Concerning the Old Testament, I would add to those references allready given another by Bruce Metzger, an
Introduction to the Apocrypha
A lot of the problems with understanding canon seems to me to come down to those who have written motivated histories and a bit the Western Modern mindset.
You will for instance hear repeatedly how Luther rejected the books of the Apocrypha. How amazing, there they are right in his bible, and Lutheran Churches have continued to read from them right until modern times. Rejection is too strong a word. Not used for doctrine would be correct.
And Luther did not innovate a single thing concerning the Apocrypha in his bible. The name, came from Jerome in the Latin Vulgate. The Glossa ordinaria, the standard textbook used to teach all theologians the interpretation of the bible for hundreds of years by the Roman Catholic Church. It specifically spelled out that each one of those books was not scripture. You even have the Apocrypha set off in a separate section in a Latin translation made with the clear approval of Rome right about the time Luther published his New Testament. Luther was very much mainstream in his understanding of scripture at the time. That is if you did not turn to the uneducated who were often controlled by folk theology, superstitions, and a desire for earthly kingdoms.
The books of the Apocrypha were used for a long time as an Ecclesiatical canon. Matter of fact, if you look at the lists of the regional councils used to try and say the canon was set by the year 400, what exactly do they say? They say here is the list to use for reading in the church and other books shouldn't be read in the church. So it makes sense when you see what question they really answered that there is really no conflict with people like Bishop Athanasius and Jerome who held that they were not scripture really just a couple of years later.
Jerome, even when he capitulated and included them, did not remove or change the prefaces that they were not authoritative. Why would the Roman Catholic Church continue to print that for 1500 years if it was believed to be a serious error in conflict with the teachings of the Church. It become much easier to understand if you realize it wasn't in conflict. The Church taught that very thing in it's centers of learning. However, relatively few people were ever educated in those centers. Most priest and even Bishops had very little education. Many simply memorized the Mass. Though based on the complaints, many did not memorize the Mass well. Becoming a Bishop unfortunately was often a matter of buying it rather than earning it.
And so you have that the word scripture was being used in both a narrow sense, as those books with doctrinal authority, and in a wider sense as those books to be read in the churches.
Apocrypha was sometimes used for any book not authoritative, at other times for any book not to be read in the church.
You also see references to the Ecclesiatical canon. Those read in the church.

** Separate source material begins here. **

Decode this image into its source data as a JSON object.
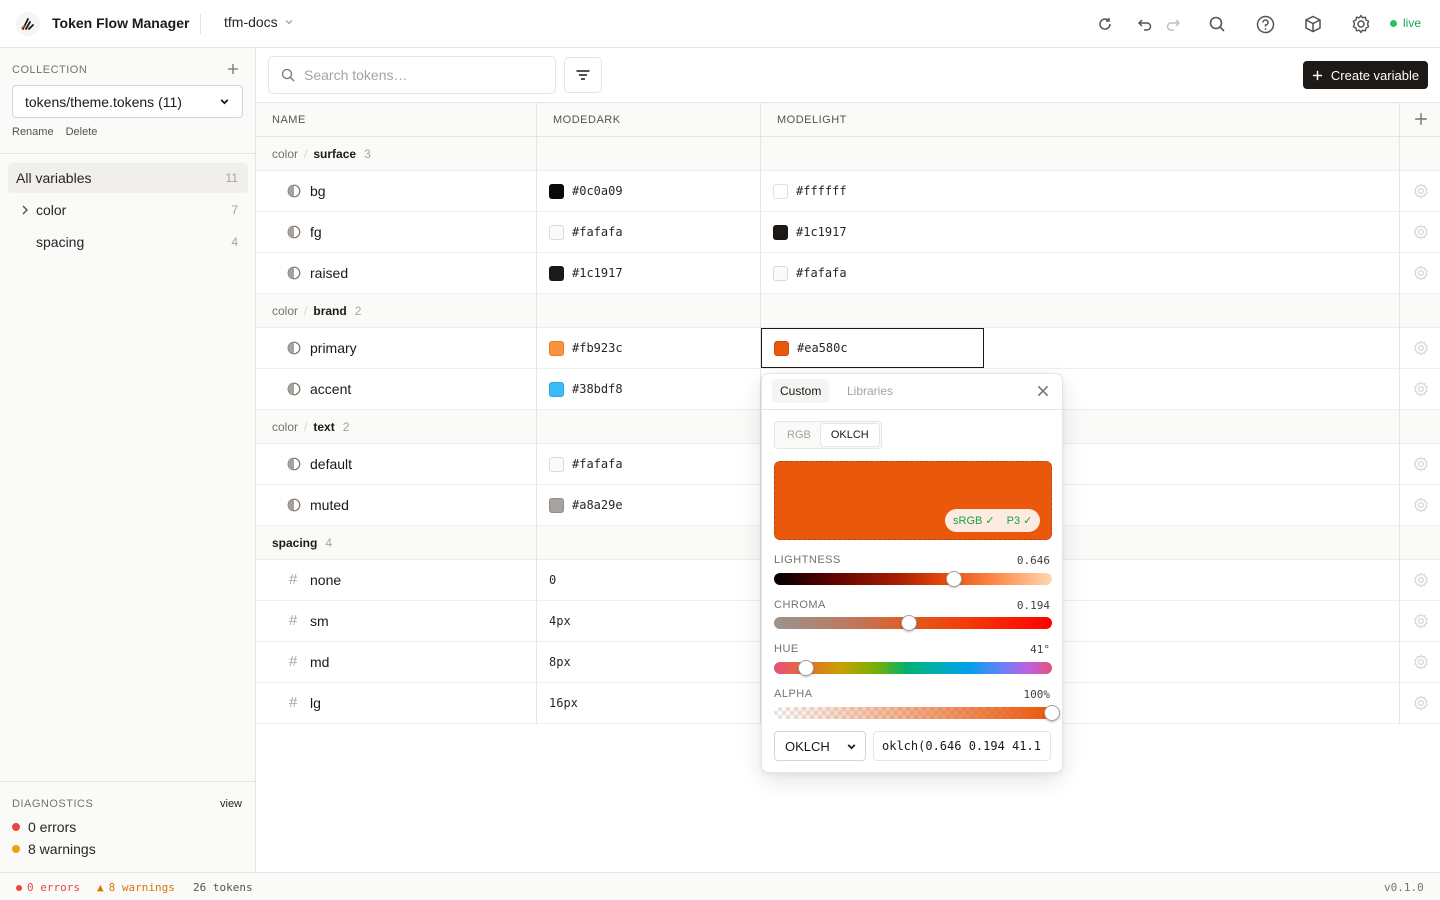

People approach like the questions are the same, but they were not treated the same by the church.
Come up to present, and outside of words they really aren't treated too differently. The Catholics call them the deuterocanonical books and while some try to use them for doctrine there isn't much of it. The Orthodox don't really get doctrine from them either.
The mainline Protestants all pretty much accept them for reading, indeed those that use a lectionary still often use one that includes Apocryphal readings. They were not rejected in the sense it is often used.
The groups that are shall we say almost anti-historical stand by themselves in their total rejection of them. That probably harkens more to the Bible societies that quite including them in the bibles they printed than anything else. Now they seem to think that bibles were always that way or it was some big decision by some group of leaders or something. If you ask, you can get a hundred different ideas.
There was a time when some of those groups objected to anything that was not the scripture itself in the bible. It would seem a strange arguement today when often people stand with a study bible full of nonscriptural writings in their hand. Commentary, maps, concordances, and so on are a standard part of most bibles today, all aids in understanding. The Apocryphal books with the knowledge they give to the history immediately preceeding Jesus' incarnation are a help too.